Monday, December 31, 2007

Buffalo Grove Skate Park

My son wrote many journals which I am finding all over the house.

This following entry seems to resume letter he was writing.

This entry includes a short note with regards to the proposal urging The Village of Buffalo Grove to build a Skate Park.

"I graduated with the class of 2005 from Adlai Stevenson High School located in Linconshire, IL.

For me attending High School wasn't as big of a hassle that my friends made it all out to be. I am a very ambitious person and hope one day I shall open a "Multi Media" company.

In 2001, six of my best friend's and I decided to talk to our village about a new idea for our community. We proposed a skate park to be built next to the already standing Busch Park, an outdoor roller, hockey rink. In our minds the skate park was to be a positive reinforcement our town could rely on as a fun and safe place for our future generations to recreate.

The Village vowed they'd supply a grant to build this park so long as we obtained a certain percentage of signatures on a petition. We accomplished our goal. What a feeling that was.

This accomplishment turned into a burning ambition to get ahead in life.

4 My Son~


Life is to short ~ Live it Well~

The Cord
We are connected, My child and I, by an invisible cord not seen by the eye.
It's not like the cord that connects us 'til birth
This cord can't been seen by any on Earth.
This cord does it's work Right from the start.
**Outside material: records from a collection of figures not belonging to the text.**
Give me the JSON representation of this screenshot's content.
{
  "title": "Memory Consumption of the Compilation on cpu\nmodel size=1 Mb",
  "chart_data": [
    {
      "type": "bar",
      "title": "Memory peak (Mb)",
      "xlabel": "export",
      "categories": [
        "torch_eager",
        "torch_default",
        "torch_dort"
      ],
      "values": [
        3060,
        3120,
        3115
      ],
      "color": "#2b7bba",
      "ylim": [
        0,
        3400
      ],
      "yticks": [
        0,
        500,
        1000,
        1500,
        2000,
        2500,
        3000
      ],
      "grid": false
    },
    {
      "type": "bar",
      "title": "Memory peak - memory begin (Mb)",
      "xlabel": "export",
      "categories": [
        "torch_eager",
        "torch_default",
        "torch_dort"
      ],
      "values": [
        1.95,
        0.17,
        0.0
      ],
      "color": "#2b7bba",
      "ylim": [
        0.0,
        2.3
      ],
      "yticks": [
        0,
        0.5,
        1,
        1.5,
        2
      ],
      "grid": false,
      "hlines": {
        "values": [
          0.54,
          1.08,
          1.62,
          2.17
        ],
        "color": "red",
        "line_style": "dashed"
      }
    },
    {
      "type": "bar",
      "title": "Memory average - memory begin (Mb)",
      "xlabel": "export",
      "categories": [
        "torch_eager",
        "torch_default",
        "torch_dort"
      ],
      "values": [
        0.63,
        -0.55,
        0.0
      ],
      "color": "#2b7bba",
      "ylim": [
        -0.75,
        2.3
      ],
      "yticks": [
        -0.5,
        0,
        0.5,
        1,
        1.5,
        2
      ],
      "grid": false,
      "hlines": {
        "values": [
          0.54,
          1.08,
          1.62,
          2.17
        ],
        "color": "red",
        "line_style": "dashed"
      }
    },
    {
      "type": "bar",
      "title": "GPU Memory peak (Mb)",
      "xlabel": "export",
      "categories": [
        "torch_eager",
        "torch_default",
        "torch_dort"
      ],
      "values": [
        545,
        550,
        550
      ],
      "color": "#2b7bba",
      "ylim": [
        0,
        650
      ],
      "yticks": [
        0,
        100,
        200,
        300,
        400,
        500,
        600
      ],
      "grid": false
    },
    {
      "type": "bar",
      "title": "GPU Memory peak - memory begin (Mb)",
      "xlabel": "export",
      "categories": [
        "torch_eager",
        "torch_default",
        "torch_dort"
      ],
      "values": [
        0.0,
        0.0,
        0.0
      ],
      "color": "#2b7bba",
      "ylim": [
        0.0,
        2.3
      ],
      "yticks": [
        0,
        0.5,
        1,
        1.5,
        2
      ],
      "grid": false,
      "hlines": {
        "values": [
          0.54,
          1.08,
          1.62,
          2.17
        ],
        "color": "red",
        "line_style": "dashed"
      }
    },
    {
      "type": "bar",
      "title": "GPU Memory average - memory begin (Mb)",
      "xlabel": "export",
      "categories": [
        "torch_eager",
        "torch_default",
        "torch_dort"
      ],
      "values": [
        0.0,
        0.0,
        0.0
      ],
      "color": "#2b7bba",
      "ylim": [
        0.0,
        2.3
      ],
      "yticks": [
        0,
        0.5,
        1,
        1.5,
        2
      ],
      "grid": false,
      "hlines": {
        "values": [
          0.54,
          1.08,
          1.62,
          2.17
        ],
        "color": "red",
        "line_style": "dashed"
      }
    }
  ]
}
It binds us together Attached to my heart.
I know that it's there though no one can see the invisible cord from my child to me.
The strength of this cord is hard to describe.
It can't be destroyed
It can't be denied.
It's stronger than any cord man could create.
It withstands the test, & can hold any weight, and though you are gone,
though you're not here with me, the cord is still there but no one can see.
It pulls at my heart I am bruised...I am sore ~
But this cord is my lifeline as never before.
I am thankful that God connects us this way.
A mother and child ~
Death can't take it away!

Author Unknown

In memorial to my ~Son~
Jon McEachern
December 26, 1986 ~ November 30, 2007

I want to personally thank all the people who have been there physically, mentally and spiritually for me this past month and know in my heart they will always be around forever. Loosing a child is a terrible tragedy, my hope's to anyone that reads this page shall not cry but rejoice that my son's life journey, although so short here on earth, will be able to help other's in need.